Part of teaching this idea at Harvest Community Church was the development of a chart that lays out a non-detailed, high-level view of God's plan to buy back the world order he created (and which we broke). Starting with God's Glory as the point of it all, the chart moves through creation, the fall and it's results, redemption anticipated, redemption accomplished, and finally redemption realized.

It traces the three elements that have always been present in God’s redemptive plan (something that really struck me when I was thinking through the covenants with Abraham and David last year). And of course the chart, like God's plan itself, centers on the cross and empty tomb - redemption accomplished. The chart includes a doc with explanatory notes, to hopefully decipher what can look a bit complex at first (but which, like most things, really isn't too bad once you get into it).
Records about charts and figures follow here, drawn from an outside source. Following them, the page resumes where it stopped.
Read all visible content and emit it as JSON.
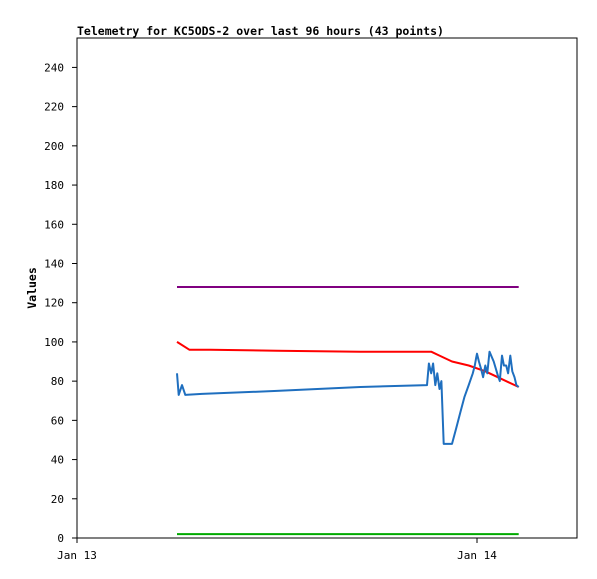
{
  "chart_data": {
    "type": "line",
    "title": "Telemetry for KC5ODS-2 over last 96 hours (43 points)",
    "xlabel": "",
    "ylabel": "Values",
    "ylim": [
      0,
      255
    ],
    "yticks": [
      0,
      20,
      40,
      60,
      80,
      100,
      120,
      140,
      160,
      180,
      200,
      220,
      240
    ],
    "xlim": [
      "Jan 13 00:00",
      "Jan 14 06:00"
    ],
    "xticks": [
      {
        "x": "Jan 13 00:00",
        "label": "Jan 13"
      },
      {
        "x": "Jan 14 00:00",
        "label": "Jan 14"
      }
    ],
    "grid": false,
    "legend": "none",
    "colors": {
      "purple_series": "#800080",
      "red_series": "#ff0000",
      "blue_series": "#1f6fbf",
      "green_series": "#00aa00"
    },
    "series": [
      {
        "color": "#800080",
        "x": [
          "Jan 13 06:00",
          "Jan 14 02:30"
        ],
        "y": [
          128,
          128
        ]
      },
      {
        "color": "#ff0000",
        "x": [
          "Jan 13 06:00",
          "Jan 13 06:45",
          "Jan 13 08:00",
          "Jan 13 12:00",
          "Jan 13 17:00",
          "Jan 13 21:15",
          "Jan 13 21:45",
          "Jan 13 22:30",
          "Jan 13 23:30",
          "Jan 14 00:30",
          "Jan 14 01:30",
          "Jan 14 02:30"
        ],
        "y": [
          100,
          96,
          96,
          95.5,
          95,
          95,
          93,
          90,
          88,
          85,
          81,
          77
        ]
      },
      {
        "color": "#1f6fbf",
        "x": [
          "Jan 13 06:00",
          "Jan 13 06:06",
          "Jan 13 06:18",
          "Jan 13 06:30",
          "Jan 13 07:30",
          "Jan 13 12:00",
          "Jan 13 17:00",
          "Jan 13 21:00",
          "Jan 13 21:07",
          "Jan 13 21:15",
          "Jan 13 21:22",
          "Jan 13 21:30",
          "Jan 13 21:37",
          "Jan 13 21:45",
          "Jan 13 21:52",
          "Jan 13 22:00",
          "Jan 13 22:30",
          "Jan 13 22:45",
          "Jan 13 23:00",
          "Jan 13 23:15",
          "Jan 13 23:30",
          "Jan 13 23:45",
          "Jan 13 23:52",
          "Jan 13 23:57",
          "Jan 14 00:00",
          "Jan 14 00:07",
          "Jan 14 00:15",
          "Jan 14 00:22",
          "Jan 14 00:30",
          "Jan 14 00:37",
          "Jan 14 00:45",
          "Jan 14 01:00",
          "Jan 14 01:15",
          "Jan 14 01:22",
          "Jan 14 01:30",
          "Jan 14 01:37",
          "Jan 14 01:45",
          "Jan 14 01:52",
          "Jan 14 02:00",
          "Jan 14 02:07",
          "Jan 14 02:15",
          "Jan 14 02:22",
          "Jan 14 02:30"
        ],
        "y": [
          84,
          73,
          78,
          73,
          73.5,
          75,
          77,
          78,
          89,
          84,
          89,
          78,
          84,
          76,
          80,
          48,
          48,
          56,
          64,
          72,
          78,
          84,
          88,
          92,
          94,
          90,
          86,
          82,
          88,
          84,
          95,
          90,
          83,
          80,
          93,
          88,
          88,
          84,
          93,
          85,
          82,
          78,
          77
        ]
      },
      {
        "color": "#00aa00",
        "x": [
          "Jan 13 06:00",
          "Jan 14 02:30"
        ],
        "y": [
          2,
          2
        ]
      }
    ]
  }
}
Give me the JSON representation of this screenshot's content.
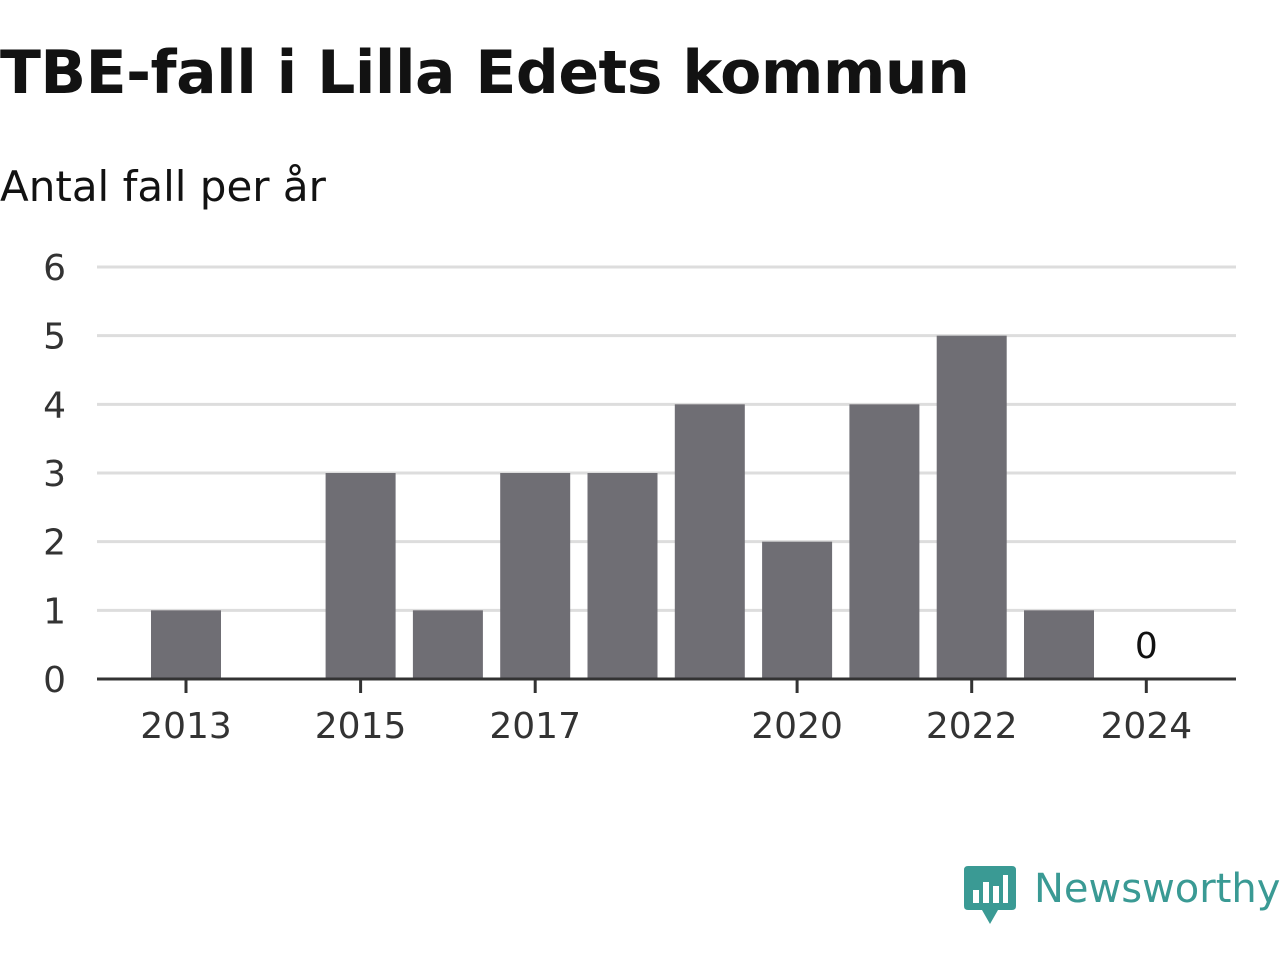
{
  "title": "TBE-fall i Lilla Edets kommun",
  "subtitle": "Antal fall per år",
  "brand": {
    "name": "Newsworthy",
    "color": "#3a9a94"
  },
  "chart_data": {
    "type": "bar",
    "categories": [
      "2013",
      "2014",
      "2015",
      "2016",
      "2017",
      "2018",
      "2019",
      "2020",
      "2021",
      "2022",
      "2023",
      "2024"
    ],
    "values": [
      1,
      null,
      3,
      1,
      3,
      3,
      4,
      2,
      4,
      5,
      1,
      0
    ],
    "x_tick_labels": [
      "2013",
      "2015",
      "2017",
      "2020",
      "2022",
      "2024"
    ],
    "y_ticks": [
      0,
      1,
      2,
      3,
      4,
      5,
      6
    ],
    "ylim": [
      0,
      6
    ],
    "data_labels": [
      {
        "category": "2024",
        "text": "0"
      }
    ],
    "grid": true,
    "legend": "none",
    "bar_color": "#6f6e74",
    "grid_color": "#dddddd",
    "axis_color": "#333333"
  }
}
Of course this chart itself is merely a teaching tool, and not the final word on anything. But it is a tool - one I hope will help Christians get the big picture so they can make much better and more Biblical choices in the little, daily picture that we call life.
How about you? Could you articulate even the non-detailed, broad strokes of God's plan through the ages? If so, good for you. I think you're in the minority and you can probably just ignore this whole post (now that you've already read it! Ha!) If not, let me know what you think of the chart, and how helpful it is to you.


Amy Guerino said...

I love this chart! It continues to help me see the brokenness in life and how it won't remain that way. God has been about something even before time began and I need to stretch my mind to understand it. When I do, even the little frustrations of life do not bog me down. I love how you help me "get my eyes up" as Stu Weber frequently said. It is a pleasure and privilege to do life with you!